In the Labyrinth by John David Morley (Atlantic Monthly: $15.95)
"I hadn't quite finished my breakfast when the doorbell rang. My wife had just poured me a fresh cup of coffee, half a slice of bread and honey lay uneaten on the plate in front of me. . . . A young man in uniform standing outside asked me if my name was Joseph Pallehner. I said it was. The young man told me I was under arrest." Then Pallehner, who, as a young German businessman has managed to survive World War II by prudently just doing business, and keeping himself to himself, gets gobbled up in the great Mouli Grinder of Life.
He is taken to jail, questioned by an American, made to wait in the first of a series of holding rooms with "men of a great variety of nationalities and from all walks of life--German, Czech, Russian, Hungarian, stateless persons, politicians, generals, administrators, currency smugglers and black marketeers," all of them there for some reason or no reason; all of them washed into this jail like flotsam left over from the shipwreck of the war.
If luck had been with Pallehner he would have been released the next day, but then, of course, there would have been no book. "In the Labyrinth" is based on a true story: The author interviewed the real "Pallehner" and many of his cell mates, and what follows is a re-imagining of seven years that defy all powers of imagination.
Not a Political Person
The paradox that "informs" the incarceration of Joseph Pallehner is that, while living the life of a political prisoner, he is not a political person at all. Never, through the course of this narrative, does he admit to having committed any kind of real crime, and half his cell mates echo the same feeling. They haven't committed crimes against the state, they simply don't care about the state, which to a certain kind of government is the very worst crime.
This gets ahead of the story. Pallehner, once he leaves his American captors in Occupied Germany, is sent east, to Czechoslovakia, where, in fact, he spent much of his early life and most of World War II. He arrives in Bratislava--close to the mid-point of that long, thin country--a kind of ad hoc boundary between the Czechs and the Slovaks; a city also known as Pressburg to the Germans and Pozsony to the Hungarians. That, too, points to the kind of "history" that fathers the events taking place in this story.

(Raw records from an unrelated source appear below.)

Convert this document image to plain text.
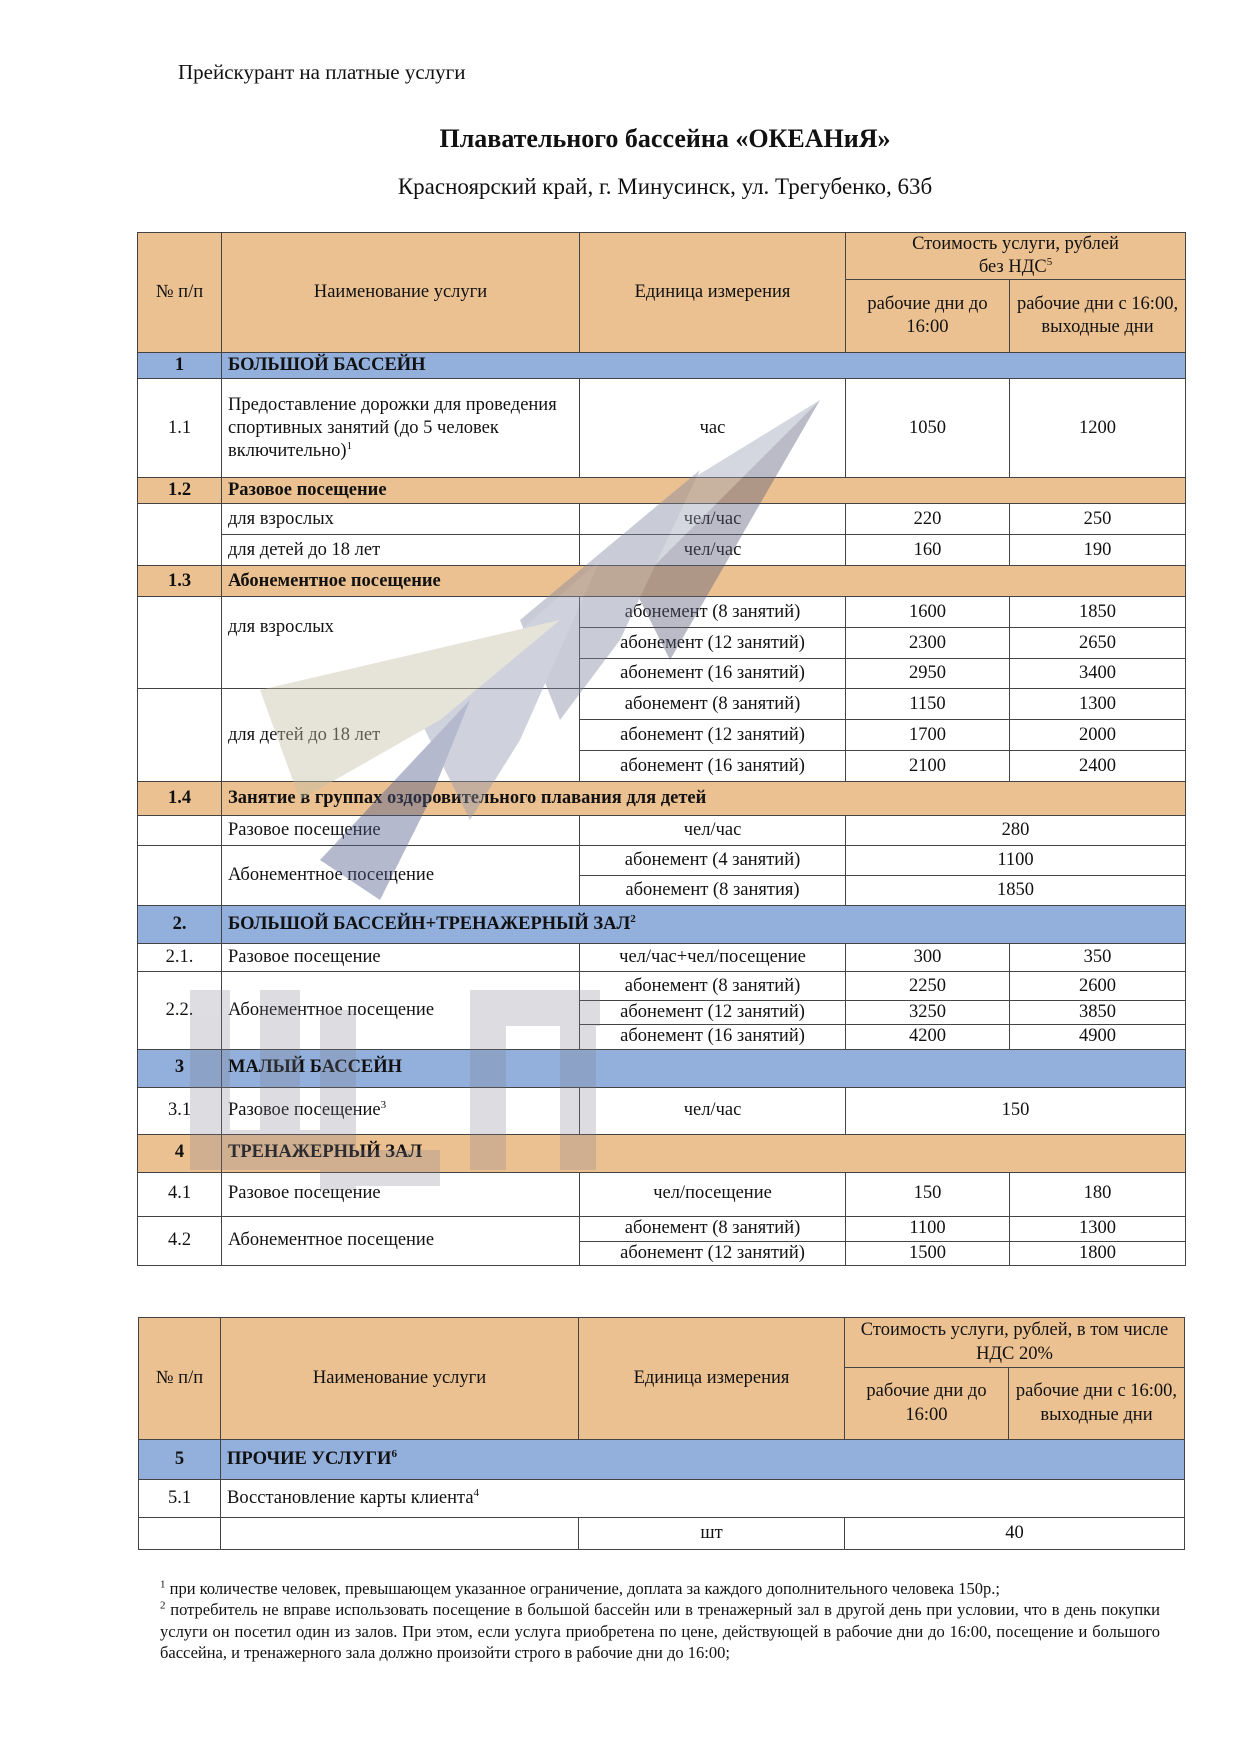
Прейскурант на платные услуги
Плавательного бассейна «ОКЕАНиЯ»
Красноярский край, г. Минусинск, ул. Трегубенко, 63б
№ п/п	Наименование услуги	Единица измерения	Стоимость услуги, рублей
без НДС$^5$
			рабочие дни до 16:00	рабочие дни с 16:00, выходные дни
1	БОЛЬШОЙ БАССЕЙН			
1.1	Предоставление дорожки для проведения спортивных занятий (до 5 человек включительно)$^1$	час	1050	1200
1.2	Разовое посещение			
	для взрослых	чел/час	220	250
	для детей до 18 лет	чел/час	160	190
1.3	Абонементное посещение			
	для взрослых	абонемент (8 занятий)	1600	1850
		абонемент (12 занятий)	2300	2650
		абонемент (16 занятий)	2950	3400
	для детей до 18 лет	абонемент (8 занятий)	1150	1300
		абонемент (12 занятий)	1700	2000
		абонемент (16 занятий)	2100	2400
1.4	Занятие в группах оздоровительного плавания для детей			
	Разовое посещение	чел/час	280	
	Абонементное посещение	абонемент (4 занятий)	1100	
		абонемент (8 занятия)	1850	
2.	БОЛЬШОЙ БАССЕЙН+ТРЕНАЖЕРНЫЙ ЗАЛ$^2$
2.1.	Разовое посещение	чел/час+чел/посещение	300	350
2.2.	Абонементное посещение	абонемент (8 занятий)	2250	2600
		абонемент (12 занятий)	3250	3850
		абонемент (16 занятий)	4200	4900
3	МАЛЫЙ БАССЕЙН			
3.1	Разовое посещение$^3$	чел/час	150	
4	ТРЕНАЖЕРНЫЙ ЗАЛ			
4.1	Разовое посещение	чел/посещение	150	180
4.2	Абонементное посещение	абонемент (8 занятий)	1100	1300
		абонемент (12 занятий)	1500	1800
№ п/п	Наименование услуги	Единица измерения	Стоимость услуги, рублей, в том числе НДС 20%	
			рабочие дни до 16:00	рабочие дни с 16:00, выходные дни
5	ПРОЧИЕ УСЛУГИ$^6$
5.1	Восстановление карты клиента$^4$
		шт	40	

$^1$ при количестве человек, превышающем указанное ограничение, доплата за каждого дополнительного человека 150р.;

$^2$ потребитель не вправе использовать посещение в большой бассейн или в тренажерный зал в другой день при условии, что в день покупки услуги он посетил один из залов. При этом, если услуга приобретена по цене, действующей в рабочие дни до 16:00, посещение и большого бассейна, и тренажерного зала должно произойти строго в рабочие дни до 16:00;
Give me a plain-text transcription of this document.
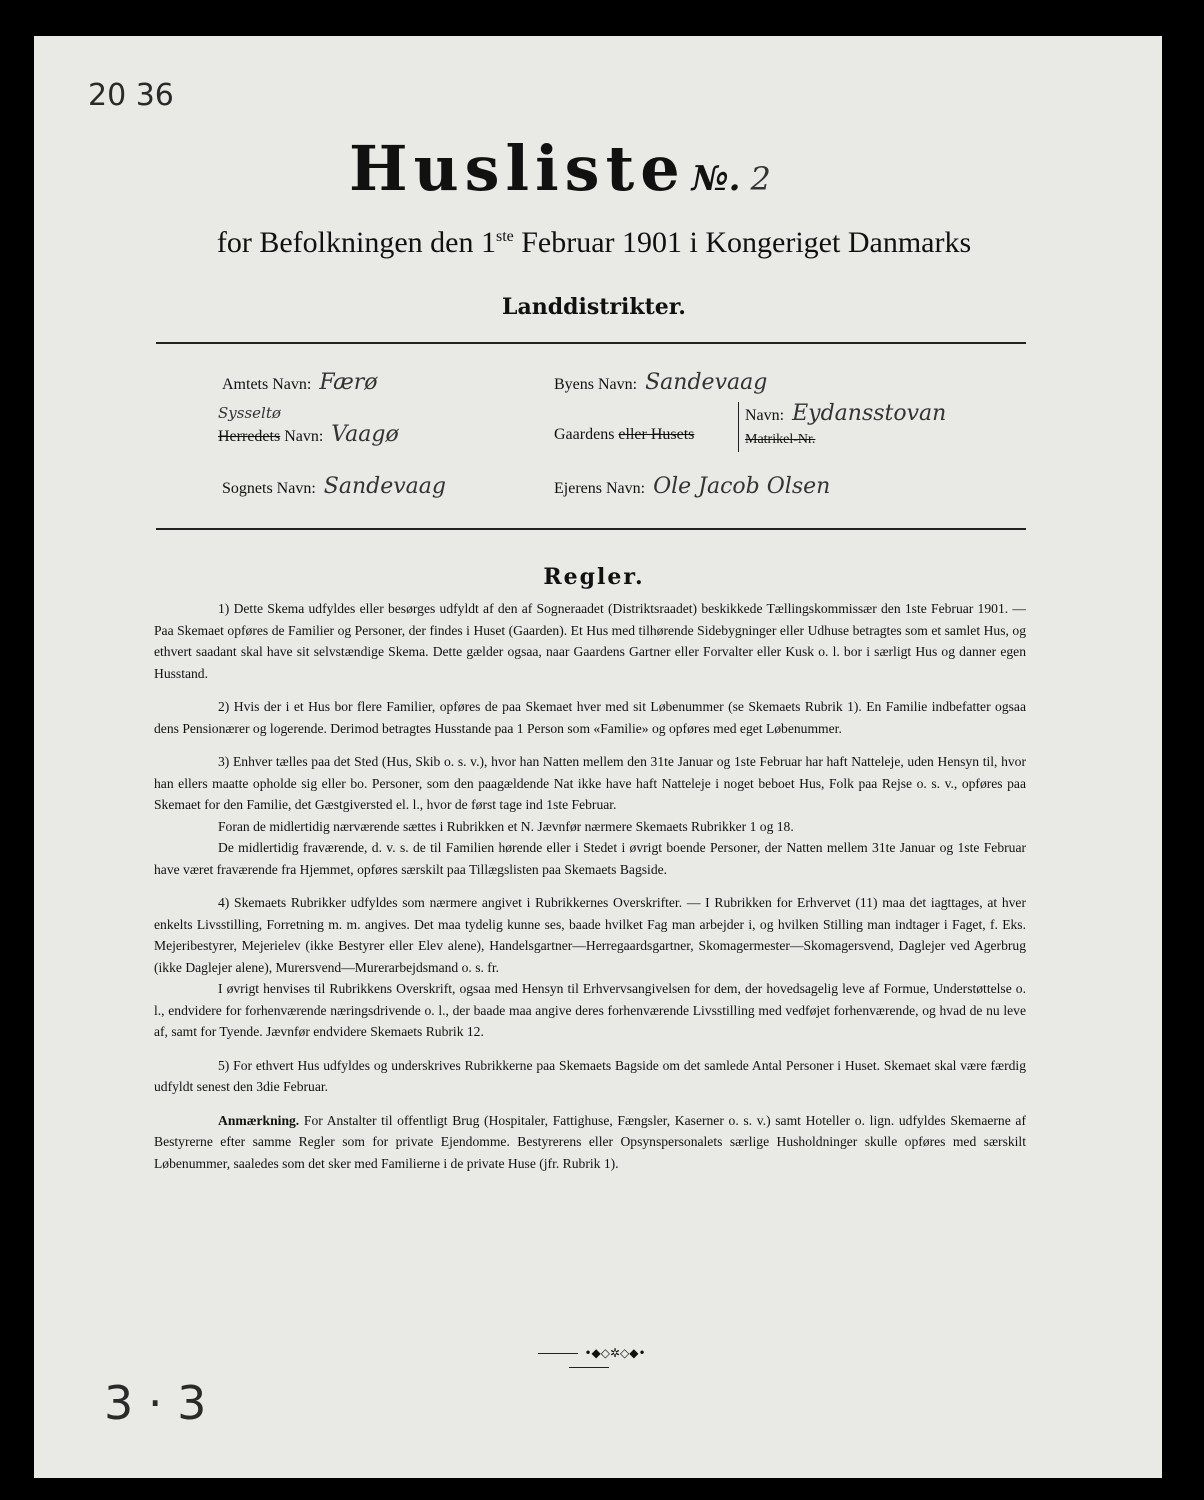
20 36
Husliste №. 2
for Befolkningen den 1ste Februar 1901 i Kongeriget Danmarks
Landdistrikter.
Amtets Navn: Færø
Sysseltø
Herredets Navn: Vaagø
Sognets Navn: Sandevaag
Byens Navn: Sandevaag
Gaardens eller Husets
Navn: Eydansstovan
Matrikel-Nr.
Ejerens Navn: Ole Jacob Olsen
Regler.

1) Dette Skema udfyldes eller besørges udfyldt af den af Sogneraadet (Distriktsraadet) beskikkede Tællingskommissær den 1ste Februar 1901. — Paa Skemaet opføres de Familier og Personer, der findes i Huset (Gaarden). Et Hus med tilhørende Sidebygninger eller Udhuse betragtes som et samlet Hus, og ethvert saadant skal have sit selvstændige Skema. Dette gælder ogsaa, naar Gaardens Gartner eller Forvalter eller Kusk o. l. bor i særligt Hus og danner egen Husstand.

2) Hvis der i et Hus bor flere Familier, opføres de paa Skemaet hver med sit Løbenummer (se Skemaets Rubrik 1). En Familie indbefatter ogsaa dens Pensionærer og logerende. Derimod betragtes Husstande paa 1 Person som «Familie» og opføres med eget Løbenummer.

3) Enhver tælles paa det Sted (Hus, Skib o. s. v.), hvor han Natten mellem den 31te Januar og 1ste Februar har haft Natteleje, uden Hensyn til, hvor han ellers maatte opholde sig eller bo. Personer, som den paagældende Nat ikke have haft Natteleje i noget beboet Hus, Folk paa Rejse o. s. v., opføres paa Skemaet for den Familie, det Gæstgiversted el. l., hvor de først tage ind 1ste Februar.

Foran de midlertidig nærværende sættes i Rubrikken et N. Jævnfør nærmere Skemaets Rubrikker 1 og 18.

De midlertidig fraværende, d. v. s. de til Familien hørende eller i Stedet i øvrigt boende Personer, der Natten mellem 31te Januar og 1ste Februar have været fraværende fra Hjemmet, opføres særskilt paa Tillægslisten paa Skemaets Bagside.

4) Skemaets Rubrikker udfyldes som nærmere angivet i Rubrikkernes Overskrifter. — I Rubrikken for Erhvervet (11) maa det iagttages, at hver enkelts Livsstilling, Forretning m. m. angives. Det maa tydelig kunne ses, baade hvilket Fag man arbejder i, og hvilken Stilling man indtager i Faget, f. Eks. Mejeribestyrer, Mejerielev (ikke Bestyrer eller Elev alene), Handelsgartner—Herregaardsgartner, Skomagermester—Skomagersvend, Daglejer ved Agerbrug (ikke Daglejer alene), Murersvend—Murerarbejdsmand o. s. fr.

I øvrigt henvises til Rubrikkens Overskrift, ogsaa med Hensyn til Erhvervsangivelsen for dem, der hovedsagelig leve af Formue, Understøttelse o. l., endvidere for forhenværende næringsdrivende o. l., der baade maa angive deres forhenværende Livsstilling med vedføjet forhenværende, og hvad de nu leve af, samt for Tyende. Jævnfør endvidere Skemaets Rubrik 12.

5) For ethvert Hus udfyldes og underskrives Rubrikkerne paa Skemaets Bagside om det samlede Antal Personer i Huset. Skemaet skal være færdig udfyldt senest den 3die Februar.

Anmærkning. For Anstalter til offentligt Brug (Hospitaler, Fattighuse, Fængsler, Kaserner o. s. v.) samt Hoteller o. lign. udfyldes Skemaerne af Bestyrerne efter samme Regler som for private Ejendomme. Bestyrerens eller Opsynspersonalets særlige Husholdninger skulle opføres med særskilt Løbenummer, saaledes som det sker med Familierne i de private Huse (jfr. Rubrik 1).

•◆◇✲◇◆•
3 · 3
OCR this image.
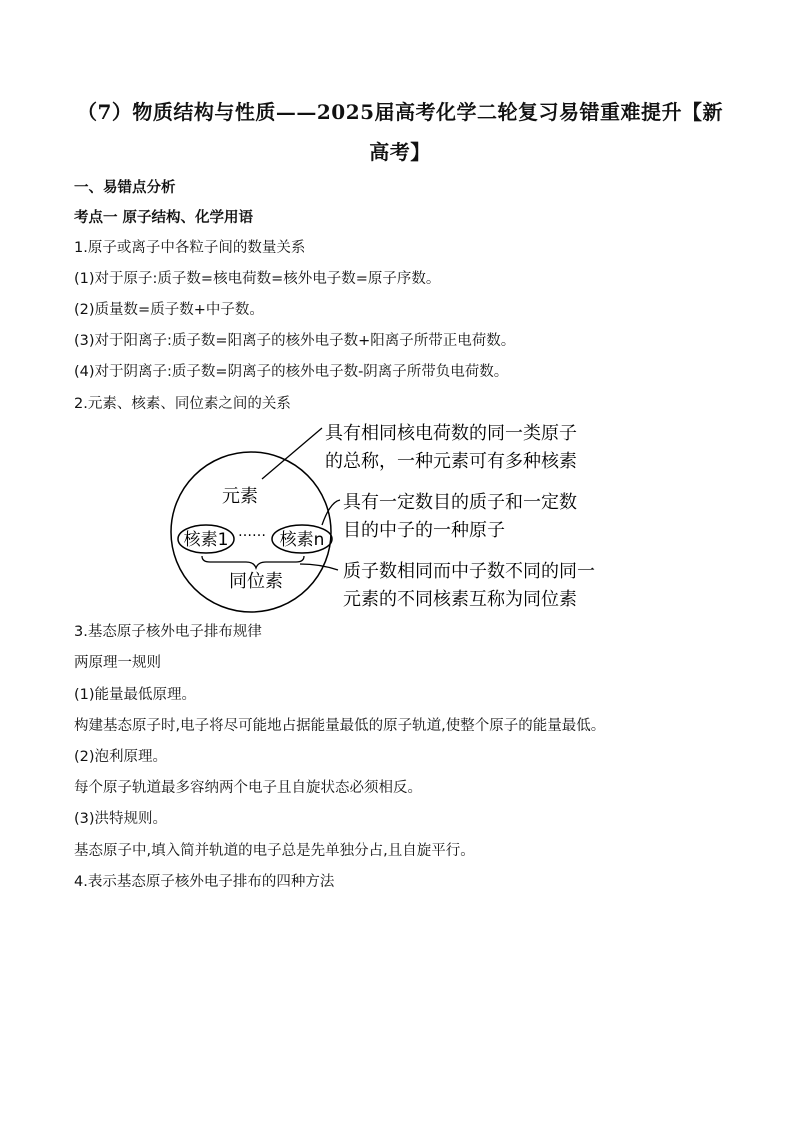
（7）物质结构与性质——2025届高考化学二轮复习易错重难提升【新高考】
一、易错点分析
考点一 原子结构、化学用语
1.原子或离子中各粒子间的数量关系
(1)对于原子:质子数=核电荷数=核外电子数=原子序数。
(2)质量数=质子数+中子数。
(3)对于阳离子:质子数=阳离子的核外电子数+阳离子所带正电荷数。
(4)对于阴离子:质子数=阴离子的核外电子数-阴离子所带负电荷数。
2.元素、核素、同位素之间的关系
元素
核素1 …… 核素n
同位素
具有相同核电荷数的同一类原子
的总称，一种元素可有多种核素
具有一定数目的质子和一定数
目的中子的一种原子
质子数相同而中子数不同的同一
元素的不同核素互称为同位素
3.基态原子核外电子排布规律
两原理一规则
(1)能量最低原理。
构建基态原子时,电子将尽可能地占据能量最低的原子轨道,使整个原子的能量最低。
(2)泡利原理。
每个原子轨道最多容纳两个电子且自旋状态必须相反。
(3)洪特规则。
基态原子中,填入简并轨道的电子总是先单独分占,且自旋平行。
4.表示基态原子核外电子排布的四种方法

Czechoslovakia is only as old as Pallehner himself. As a country, it was created as a convenience to world leaders. In both wars (and the Cold War to follow) it functioned as a kind of geographical railroad crossing of peoples and nations. Pallehner, as a businessman, has had to speak four languages: Slovak, the language of the working class in the eastern half of the country; Czech, in order to do business with the people in Prague; Hungarian, since this land had once been part of a "stylish Hungarian monarchy"; and German, of course.
Pallehner considers himself German: "My first loyalty (in Bratislava) was to the ethnic German community, not to the state of which I had nominally become a citizen. . . ." This is a short book, but pages of it are taken up with the Democratic This and the Socialist That; the squabbling and jostling of political parties, the chaos of it all--which suddenly becomes unimportant and really stupefyingly irrelevant: first, because of the German power-grabs in World War II, and then because of the Russian enclosure of the country.
Meanwhile, here's Pallehner, in Leopoldov Prison, trying to stay alive, sentenced to six years for something he not only didn't do but can't even comprehend. In jail as well as out, he tries to avoid trouble; to "keep his nose clean and move up," so to say. He's forever getting involved in prison "businesses," building pigsties with soft-handed priests as his construction workers, or pulling carrots outside the gates of the prison and leaving half of them in the ground in his effort to keep up, or working in the laundry where the acid in the air eats away his flesh. He steadfastly tries not to escape, though when his friends do, he's shackled and thrown into a dungeon for a month, just . . . because.
It's the author's perception (remember, it's John David Morley, speaking through Pallehner) that "the more the country's social and political system came to resemble a prison, the more accurately the prison within that prison reflected society outside." Indeed, after his six years, Pallehner is released (sort of), and put in a holding camp for Germans where he can visit widows in town and gorge himself on illicit sex, French pastries and roast goose. That's still a prison, the author insists; freedom comes only in being where you want to be and doing what you want. Why, this volume asks, are so many people of so many stripes so fanatically dedicated to withholding that freedom from those they have power over? (Morley refrains from answering the question.)
"In the Labyrinth" is marked by great elegance of style. It continues traditions set by Kafka's "In the Penal Colony" and Cummings' "The Enormous Room." Like those two classics, it states the horrors, but cannot begin to explain them.